アンケート結果の上位は、「人口密度が低く、豊かな環境に魅力を感じたため」「テレワークによって地方でも同様に働けると感じたため」「ライフスタイルを都市部での仕事重視から、地方での生活重視に変えたいため」という結果でした。このうち人口密度が低い地域に生活拠点を移したい、ライフスタイルを都市部から変えたいという2つは、まさに新型コロナウィルスの流行による影響でライフスタイルを見直した結果ではないでしょうか。
そして今回注目していただきたいのは、アンケートで2番目に回答の多かった「テレワークによって地方でも同様に働けると感じたため」です。
今までの働き方の場合、オフィスに通える範囲に住む必要がありましたが、テレワークの普及よって制限がなくなりました。テレワークにより転職せずに地方移住できることが、移住に関心を持つ方が増えた大きな理由だと思います。
同報告書では他にも都内23区で働く方の何割が現在もテレワークしているかを調べています。その結果を見ると、50%の方が毎日または週数日の頻度で今もテレワークを活用しているそうです。業種別で見ると情報通信業に勤めている方の場合は70%がテレワークを活用しているので、これらの業種の方は特に、移住のハードルが低い環境だと言えます。
ワーケーションとは?
では移住を希望する場合、どのような手順で進めていけばいいのでしょうか。基本的には、自治体が都市圏に設けている移住相談窓口で移住の情報収集や手続きに関して相談します。
しかし、移住先に作業できるスペースがあるのか、通信環境は良いのか、住宅の周りに生活雑貨を買うお店や保育所があるのかといった詳細情報まで知ることは難しいかと思います。

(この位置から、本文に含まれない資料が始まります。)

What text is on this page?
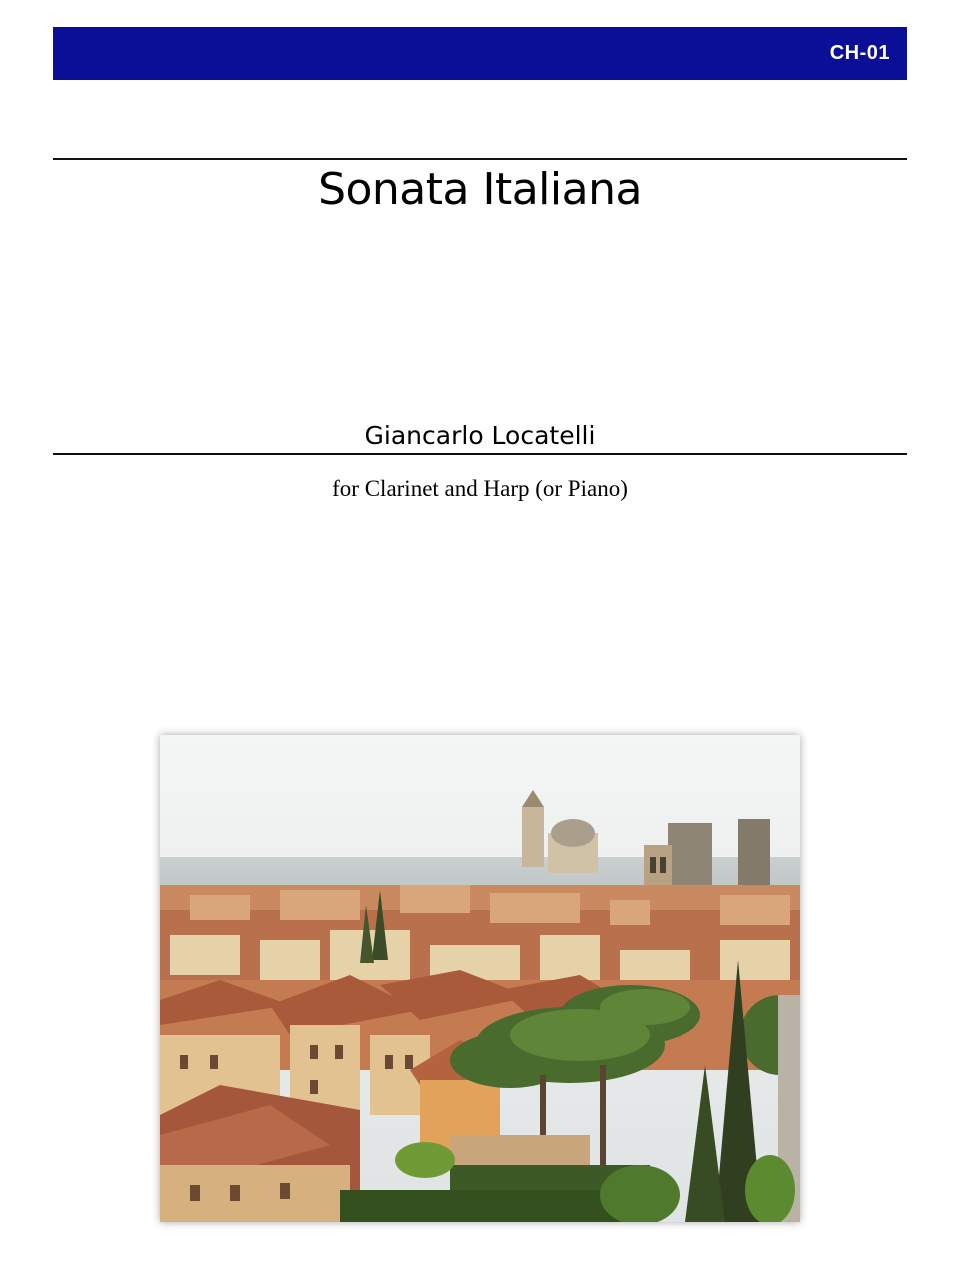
CH-01
Sonata Italiana
Giancarlo Locatelli
for Clarinet and Harp (or Piano)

そこで今回お勧めするのはワーケーションです。ワーケーションとは「ワーク(仕事)」と「バケーション(休暇)」を組み合わせた造語です。オフィスを離れたところで仕事をするという点では、テレワークと同じですが、ワーケーションはただ離れているだけではなく、ビーチやリゾート、温泉街などの「休暇先」でゆったりバカンスを楽しみながら働くということです。
最近ではワーケーションという言葉は広義に捉えられており、中にはホテルや旅館に泊まるのではなく、自治体が用意した移住体験用の住宅で生活を送りながらテレワークを行うというものもたくさんあります。
ワーケーション制度を活用しよう!
ワーケーションを通して、移住候補地を探していくのはどうでしょうか。実際にその地域を訪れ、数日でもいいので実際に生活を送ることで見えてくる景色もあります。いきなりの移住はハードルも高いく不安が大きいと思います。満足いく移住先に出会うためにも、まずはワーケーションを活用して将来の生活像を想像することから始めましょう。

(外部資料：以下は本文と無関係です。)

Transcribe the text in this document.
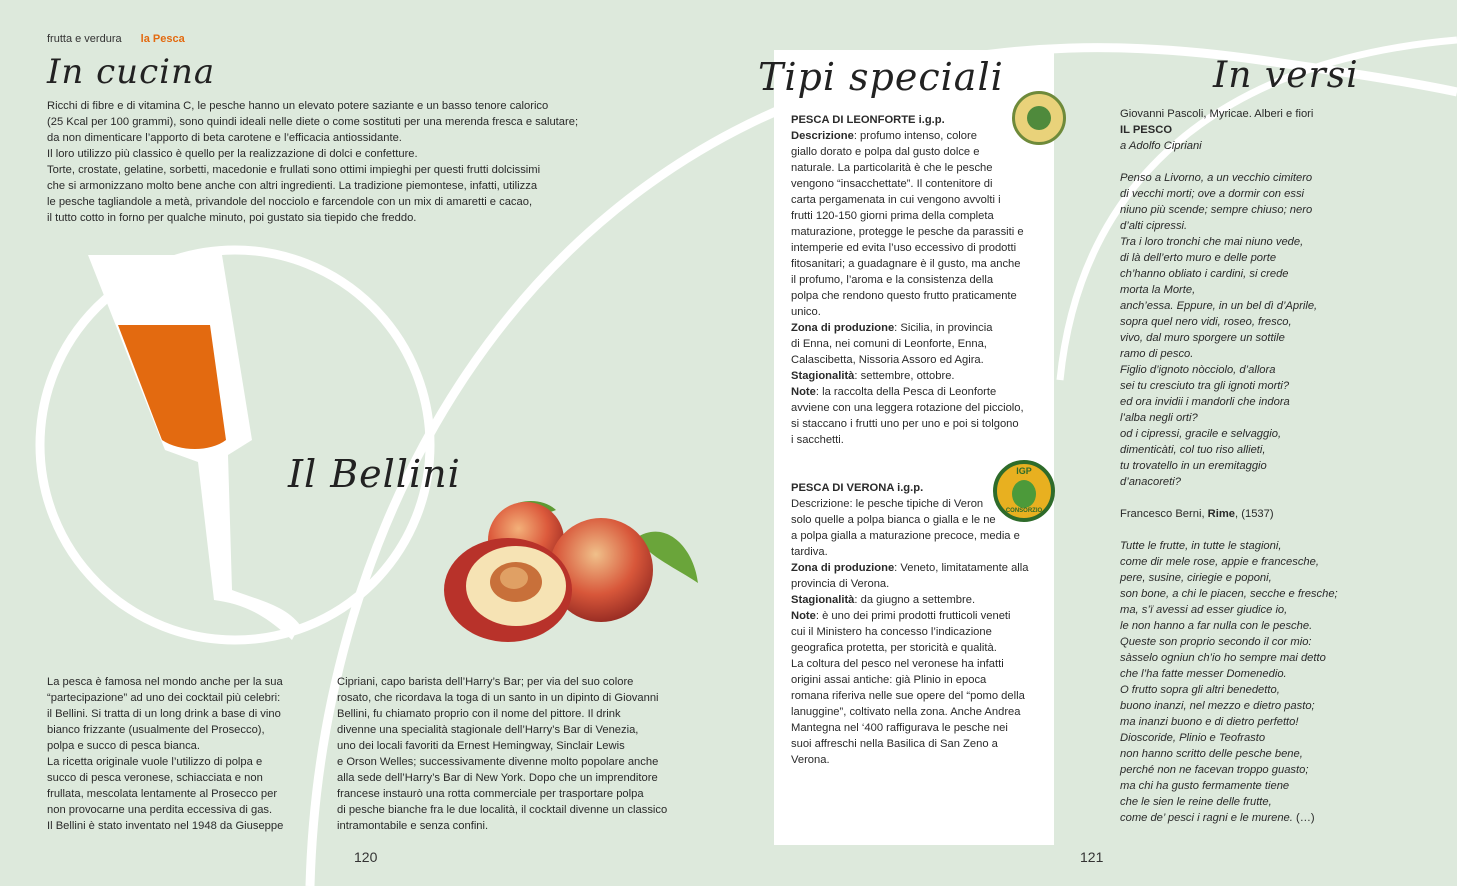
frutta e verdura la Pesca
In cucina

Ricchi di fibre e di vitamina C, le pesche hanno un elevato potere saziante e un basso tenore calorico

(25 Kcal per 100 grammi), sono quindi ideali nelle diete o come sostituti per una merenda fresca e salutare;

da non dimenticare l’apporto di beta carotene e l’efficacia antiossidante.

Il loro utilizzo più classico è quello per la realizzazione di dolci e confetture.

Torte, crostate, gelatine, sorbetti, macedonie e frullati sono ottimi impieghi per questi frutti dolcissimi

che si armonizzano molto bene anche con altri ingredienti. La tradizione piemontese, infatti, utilizza

le pesche tagliandole a metà, privandole del nocciolo e farcendole con un mix di amaretti e cacao,

il tutto cotto in forno per qualche minuto, poi gustato sia tiepido che freddo.

Il Bellini

La pesca è famosa nel mondo anche per la sua

“partecipazione” ad uno dei cocktail più celebri:

il Bellini. Si tratta di un long drink a base di vino

bianco frizzante (usualmente del Prosecco),

polpa e succo di pesca bianca.

La ricetta originale vuole l’utilizzo di polpa e

succo di pesca veronese, schiacciata e non

frullata, mescolata lentamente al Prosecco per

non provocarne una perdita eccessiva di gas.

Il Bellini è stato inventato nel 1948 da Giuseppe

Cipriani, capo barista dell’Harry’s Bar; per via del suo colore

rosato, che ricordava la toga di un santo in un dipinto di Giovanni

Bellini, fu chiamato proprio con il nome del pittore. Il drink

divenne una specialità stagionale dell’Harry’s Bar di Venezia,

uno dei locali favoriti da Ernest Hemingway, Sinclair Lewis

e Orson Welles; successivamente divenne molto popolare anche

alla sede dell’Harry’s Bar di New York. Dopo che un imprenditore

francese instaurò una rotta commerciale per trasportare polpa

di pesche bianche fra le due località, il cocktail divenne un classico

intramontabile e senza confini.

120
Tipi speciali

PESCA DI LEONFORTE i.g.p.

Descrizione: profumo intenso, colore

giallo dorato e polpa dal gusto dolce e

naturale. La particolarità è che le pesche

vengono “insacchettate”. Il contenitore di

carta pergamenata in cui vengono avvolti i

frutti 120-150 giorni prima della completa

maturazione, protegge le pesche da parassiti e

intemperie ed evita l’uso eccessivo di prodotti

fitosanitari; a guadagnare è il gusto, ma anche

il profumo, l’aroma e la consistenza della

polpa che rendono questo frutto praticamente

unico.

Zona di produzione: Sicilia, in provincia

di Enna, nei comuni di Leonforte, Enna,

Calascibetta, Nissoria Assoro ed Agira.

Stagionalità: settembre, ottobre.

Note: la raccolta della Pesca di Leonforte

avviene con una leggera rotazione del picciolo,

si staccano i frutti uno per uno e poi si tolgono

i sacchetti.

PESCA DI VERONA i.g.p.

Descrizione: le pesche tipiche di Veron

solo quelle a polpa bianca o gialla e le ne

a polpa gialla a maturazione precoce, media e

tardiva.

Zona di produzione: Veneto, limitatamente alla

provincia di Verona.

Stagionalità: da giugno a settembre.

Note: è uno dei primi prodotti frutticoli veneti

cui il Ministero ha concesso l’indicazione

geografica protetta, per storicità e qualità.

La coltura del pesco nel veronese ha infatti

origini assai antiche: già Plinio in epoca

romana riferiva nelle sue opere del “pomo della

lanuggine”, coltivato nella zona. Anche Andrea

Mantegna nel ‘400 raffigurava le pesche nei

suoi affreschi nella Basilica di San Zeno a

Verona.

IGP
CONSORZIO
In versi

Giovanni Pascoli, Myricae. Alberi e fiori

IL PESCO

a Adolfo Cipriani

Penso a Livorno, a un vecchio cimitero

di vecchi morti; ove a dormir con essi

niuno più scende; sempre chiuso; nero

d’alti cipressi.

Tra i loro tronchi che mai niuno vede,

di là dell’erto muro e delle porte

ch’hanno obliato i cardini, si crede

morta la Morte,

anch’essa. Eppure, in un bel dì d’Aprile,

sopra quel nero vidi, roseo, fresco,

vivo, dal muro sporgere un sottile

ramo di pesco.

Figlio d’ignoto nòcciolo, d’allora

sei tu cresciuto tra gli ignoti morti?

ed ora invidii i mandorli che indora

l’alba negli orti?

od i cipressi, gracile e selvaggio,

dimenticàti, col tuo riso allieti,

tu trovatello in un eremitaggio

d’anacoreti?

Francesco Berni, Rime, (1537)

Tutte le frutte, in tutte le stagioni,

come dir mele rose, appie e francesche,

pere, susine, ciriegie e poponi,

son bone, a chi le piacen, secche e fresche;

ma, s’ï avessi ad esser giudice io,

le non hanno a far nulla con le pesche.

Queste son proprio secondo il cor mio:

sàsselo ogniun ch’io ho sempre mai detto

che l’ha fatte messer Domenedio.

O frutto sopra gli altri benedetto,

buono inanzi, nel mezzo e dietro pasto;

ma inanzi buono e di dietro perfetto!

Dioscoride, Plinio e Teofrasto

non hanno scritto delle pesche bene,

perché non ne facevan troppo guasto;

ma chi ha gusto fermamente tiene

che le sien le reine delle frutte,

come de’ pesci i ragni e le murene. (…)

121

では現在のワーケーションを活用している人の割合を見てみましょう。
若い世代を中心に、多くの方がワーケーションを希望していますが、実施している方はとても少ないのが現状です。
実施者が少ないことの理由はさまざまだと思いますが、その一つにワーケーションの費用が挙げられます。ワーケーションは旅行よりも長期滞在のため、費用が嵩張る傾向があり、金額の高さから躊躇している方も多いのではないでしょうか。

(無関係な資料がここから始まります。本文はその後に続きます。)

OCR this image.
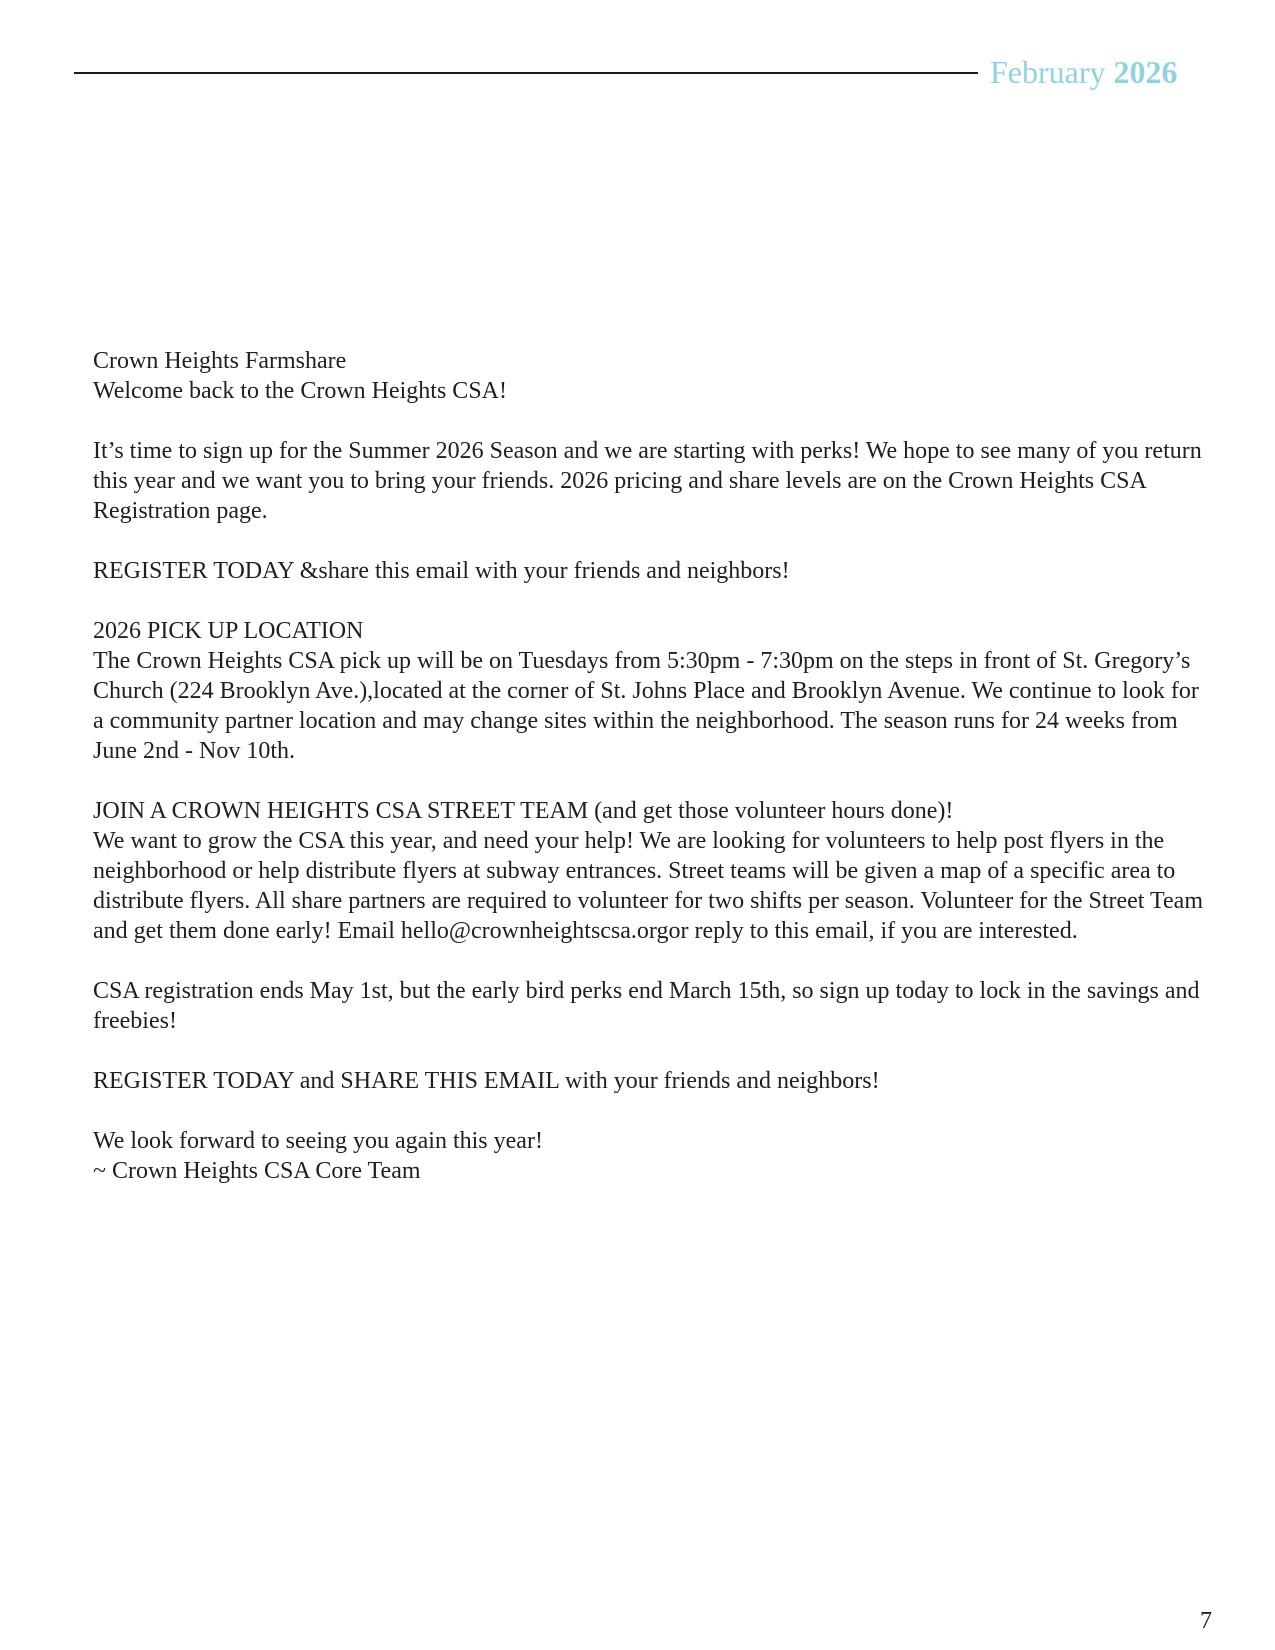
February 2026

Crown Heights Farmshare

Welcome back to the Crown Heights CSA!

It’s time to sign up for the Summer 2026 Season and we are starting with perks! We hope to see many of you return this year and we want you to bring your friends. 2026 pricing and share levels are on the Crown Heights CSA Registration page.

REGISTER TODAY &share this email with your friends and neighbors!

2026 PICK UP LOCATION

The Crown Heights CSA pick up will be on Tuesdays from 5:30pm - 7:30pm on the steps in front of St. Gregory’s Church (224 Brooklyn Ave.),located at the corner of St. Johns Place and Brooklyn Avenue. We continue to look for a community partner location and may change sites within the neighborhood. The season runs for 24 weeks from June 2nd - Nov 10th.

JOIN A CROWN HEIGHTS CSA STREET TEAM (and get those volunteer hours done)!

We want to grow the CSA this year, and need your help! We are looking for volunteers to help post flyers in the neighborhood or help distribute flyers at subway entrances. Street teams will be given a map of a specific area to distribute flyers. All share partners are required to volunteer for two shifts per season. Volunteer for the Street Team and get them done early! Email hello@crownheightscsa.orgor reply to this email, if you are interested.

CSA registration ends May 1st, but the early bird perks end March 15th, so sign up today to lock in the savings and freebies!

REGISTER TODAY and SHARE THIS EMAIL with your friends and neighbors!

We look forward to seeing you again this year!

~ Crown Heights CSA Core Team

7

そこで、自治体が応募しているワーケーションに参加してみましょう。最近では、各自治体がワーケーションに力を入れており、補助金が豊富です。中には交通費・滞在費全てを補助する自治体もあります。出費を抑えながらワーケーションに取り組むことができるので、気になる自治体があれば応募してみましょう。ただし、自治体は移住する意思のあることを前提に応募しているので注意が必要です。
他にも、ワーケーションは自治体の特集ページや旅行会社の特集記事なども多いので、今回の内容で興味をもっていただけたら、是非探してみてください。